Key Challenges Lawyers Need to Watch
Validation & Explainability
The expectation of regulators for algorithms to be explicable is a recurring theme in white papers, including McKinsey's AI in Life Sciences and the WHO's Ethics & Governance of AI for Health. Sponsors must demonstrate the process by which an AI arrived at a conclusion when safety and efficacy are at risk, despite the potential power of black-box models.

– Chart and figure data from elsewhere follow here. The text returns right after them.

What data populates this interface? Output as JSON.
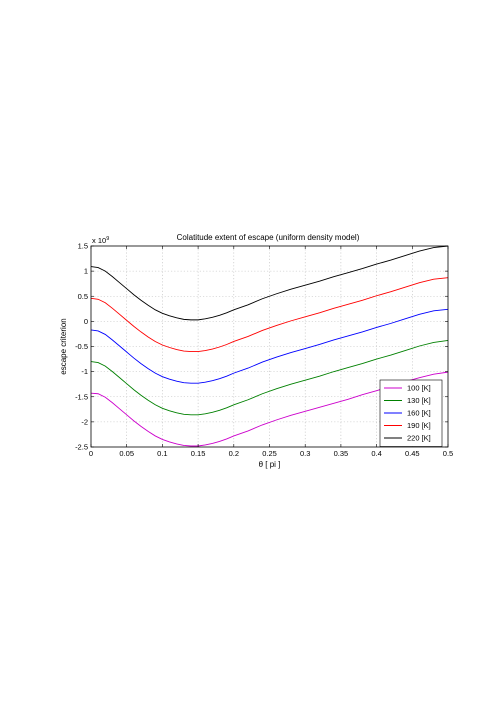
{
  "chart_data": {
    "type": "line",
    "title": "Colatitude extent of escape (uniform density model)",
    "xlabel": "θ [ pi ]",
    "ylabel": "escape criterion",
    "y_exponent_label": "x 10",
    "y_exponent_power": "9",
    "xlim": [
      0,
      0.5
    ],
    "ylim": [
      -2.5,
      1.5
    ],
    "xticks": [
      0,
      0.05,
      0.1,
      0.15,
      0.2,
      0.25,
      0.3,
      0.35,
      0.4,
      0.45,
      0.5
    ],
    "xtick_labels": [
      "0",
      "0.05",
      "0.1",
      "0.15",
      "0.2",
      "0.25",
      "0.3",
      "0.35",
      "0.4",
      "0.45",
      "0.5"
    ],
    "yticks": [
      -2.5,
      -2,
      -1.5,
      -1,
      -0.5,
      0,
      0.5,
      1,
      1.5
    ],
    "ytick_labels": [
      "-2.5",
      "-2",
      "-1.5",
      "-1",
      "-0.5",
      "0",
      "0.5",
      "1",
      "1.5"
    ],
    "grid": true,
    "legend_position": "lower-right",
    "x": [
      0,
      0.01,
      0.02,
      0.03,
      0.04,
      0.05,
      0.06,
      0.07,
      0.08,
      0.09,
      0.1,
      0.11,
      0.12,
      0.13,
      0.14,
      0.15,
      0.16,
      0.17,
      0.18,
      0.19,
      0.2,
      0.22,
      0.24,
      0.26,
      0.28,
      0.3,
      0.32,
      0.34,
      0.36,
      0.38,
      0.4,
      0.42,
      0.44,
      0.46,
      0.48,
      0.5
    ],
    "series": [
      {
        "name": "100 [K]",
        "color": "#cc00cc",
        "values": [
          -1.43,
          -1.44,
          -1.51,
          -1.62,
          -1.74,
          -1.86,
          -1.98,
          -2.09,
          -2.19,
          -2.28,
          -2.35,
          -2.4,
          -2.44,
          -2.47,
          -2.48,
          -2.48,
          -2.46,
          -2.43,
          -2.39,
          -2.34,
          -2.28,
          -2.18,
          -2.06,
          -1.96,
          -1.87,
          -1.79,
          -1.71,
          -1.63,
          -1.55,
          -1.46,
          -1.38,
          -1.29,
          -1.2,
          -1.12,
          -1.05,
          -1.01
        ]
      },
      {
        "name": "130 [K]",
        "color": "#008000",
        "values": [
          -0.8,
          -0.82,
          -0.89,
          -1.0,
          -1.12,
          -1.24,
          -1.36,
          -1.47,
          -1.57,
          -1.66,
          -1.73,
          -1.78,
          -1.82,
          -1.85,
          -1.86,
          -1.86,
          -1.84,
          -1.81,
          -1.77,
          -1.72,
          -1.66,
          -1.56,
          -1.44,
          -1.34,
          -1.25,
          -1.17,
          -1.09,
          -1.0,
          -0.92,
          -0.84,
          -0.75,
          -0.67,
          -0.58,
          -0.49,
          -0.42,
          -0.38
        ]
      },
      {
        "name": "160 [K]",
        "color": "#0000ff",
        "values": [
          -0.17,
          -0.19,
          -0.26,
          -0.37,
          -0.49,
          -0.61,
          -0.73,
          -0.84,
          -0.94,
          -1.03,
          -1.1,
          -1.15,
          -1.19,
          -1.22,
          -1.23,
          -1.23,
          -1.21,
          -1.18,
          -1.14,
          -1.09,
          -1.03,
          -0.93,
          -0.81,
          -0.71,
          -0.62,
          -0.54,
          -0.46,
          -0.37,
          -0.29,
          -0.21,
          -0.12,
          -0.04,
          0.05,
          0.14,
          0.21,
          0.24
        ]
      },
      {
        "name": "190 [K]",
        "color": "#ff0000",
        "values": [
          0.46,
          0.44,
          0.37,
          0.26,
          0.14,
          0.02,
          -0.1,
          -0.21,
          -0.31,
          -0.4,
          -0.47,
          -0.52,
          -0.56,
          -0.59,
          -0.6,
          -0.6,
          -0.58,
          -0.55,
          -0.51,
          -0.46,
          -0.4,
          -0.3,
          -0.18,
          -0.08,
          0.01,
          0.09,
          0.17,
          0.26,
          0.34,
          0.42,
          0.51,
          0.59,
          0.68,
          0.77,
          0.84,
          0.87
        ]
      },
      {
        "name": "220 [K]",
        "color": "#000000",
        "values": [
          1.09,
          1.07,
          1.0,
          0.89,
          0.77,
          0.65,
          0.53,
          0.42,
          0.32,
          0.23,
          0.16,
          0.11,
          0.07,
          0.04,
          0.03,
          0.03,
          0.05,
          0.08,
          0.12,
          0.17,
          0.23,
          0.33,
          0.45,
          0.55,
          0.64,
          0.72,
          0.8,
          0.89,
          0.97,
          1.05,
          1.14,
          1.22,
          1.31,
          1.4,
          1.47,
          1.5
        ]
      }
    ]
  }
}
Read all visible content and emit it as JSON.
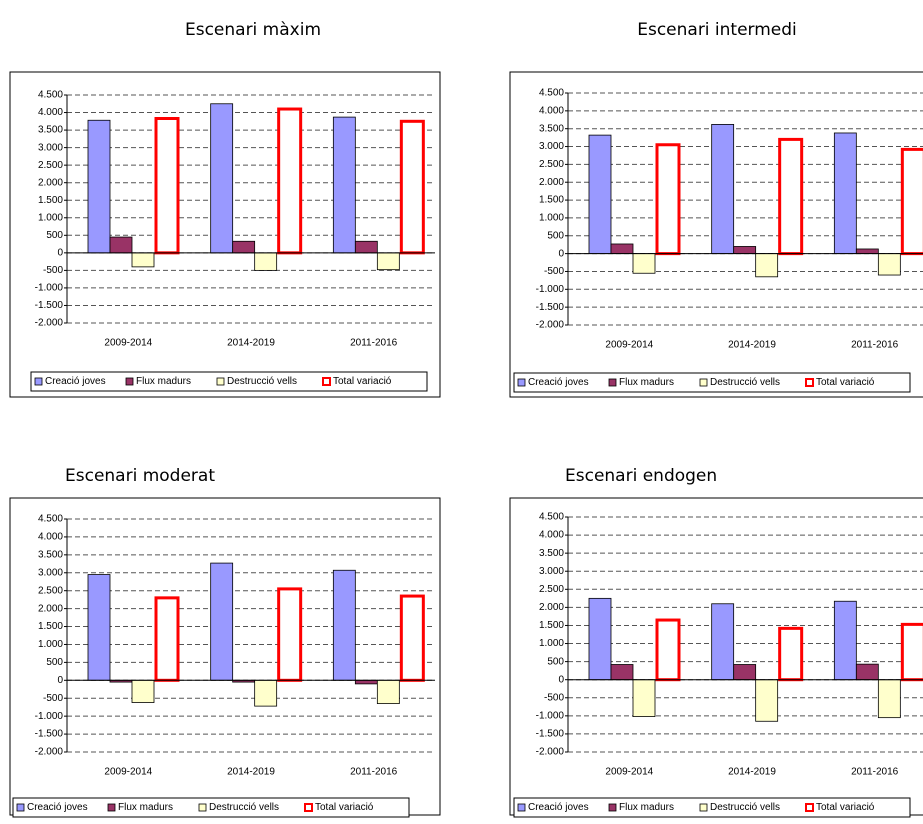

This implies that legal teams should guarantee that AI vendor contracts include transparency obligations and that documentation is sufficiently robust to withstand future audits.
Data Privacy & Use
AI flourishes on data, which frequently comprises sensitive patient health information. The EMA and WHO underscore the necessity of complying with GDPR, HIPAA, and local data protection legislation in the areas of consent, anonymization, and secondary use.
In 2021, Google DeepMind's partnership with the UK's NHS was found to have violated GDPR standards when it utilized patient data to train an AI kidney disease detection tool without obtaining proper consent. This is a lesson that pharmaceutical companies must take to heart: even well-intentioned AI initiatives can result in privacy violations if the legal safeguards are not sufficiently robust.
Liability & Risk
Another unresolved issue: Who is responsible for the consequences of an AI error? Consider an adaptive clinical trial in which an AI platform dynamically reallocates patients to treatment arms. Is the sponsor, vendor, or developer accountable if a flaw distorts the results?
The FDA's SaMD Action Plan suggests accountability frameworks; however, there are numerous practical enquiries that remain. Pharma counsel should guarantee that AI suppliers' contracts contain explicit responsibility allocations, audit rights, and insurance obligations.
Whats Next
Industry professionals anticipate that additional guidance will be provided in the next 1224 months as regulators evaluate AI sandboxes. For instance, the UK's MHRA has initiated pilot programs to assist innovative AI developers in adhering to SaMD regulations. In the interim, the International Council for Harmonisation (ICH) is investigating harmonized guidelines for the use of artificial intelligence (AI) and digital health in clinical trials, as a first step towards achieving global consistency.